I remember when the first big snow happened about a month after Joe died.  I realized that I didn’t know how to use the snow blower.  I went outside while it was still snowing and started shoveling with my dinky little shovel.  I could barely see – not because of the snow but because of the tears streaming down my face.    After about 20 minutes, a neighbor that I barely knew came charging down the street with his snow blower.  He waved his arms for me to get out of the way – so emphatically that he almost looked pissed that I was shoveling by myself.  He cleared the driveway in no time and turned around and went right home.  I didn’t even have time to thank him. 

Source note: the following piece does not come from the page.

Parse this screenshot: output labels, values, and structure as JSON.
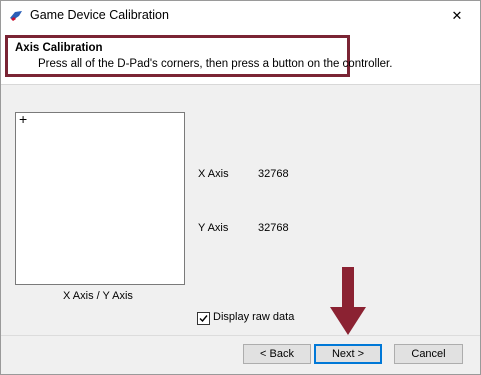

The next house “event” occurred a few weeks later.  My mailbox is out on the street; it was broken and kept falling off of the post.  For a quick fix, I put duct tape around the box and the post which made us look like a hillbilly family.  I couldn’t stand it any longer so I bought a new mailbox.  When I took it out of the box, I realized it wouldn’t fit on the same post.  Again, I started to feel weepy about how I was going to fix the mailbox by myself.  Then I shook my head and thought – I can do this!  I rummaged around the garage and found the electric saw.  I marched out to the post, whipped off the old mailbox and started carving at that post.  It took at little time but I got the size right.  I shoved the new mailbox on and it fit on the first try.  I felt such a sense of empowerment.  A big grin came over my face as I realized that I am not as helpless as I thought.  My mom happened to be at my house that day and she had been watching me from the front door.  Once I got that mailbox on, I looked up at my mom and she was jumping up and down with her hands in the air just like in the movie “Rocky”.  That was exactly how I felt – like a fighter!    

It slowly dawned on me then that I was feeling sorry for myself.  It wasn’t so overwhelming; with everything I have been through, I know I can handle anything now.  I can sit in funk and think “woe is me, how can I handle all of this” or I can be a fighter. 

Or I can be like my neighbor who shoveled my snow: move everyone else out of the way and just get it done.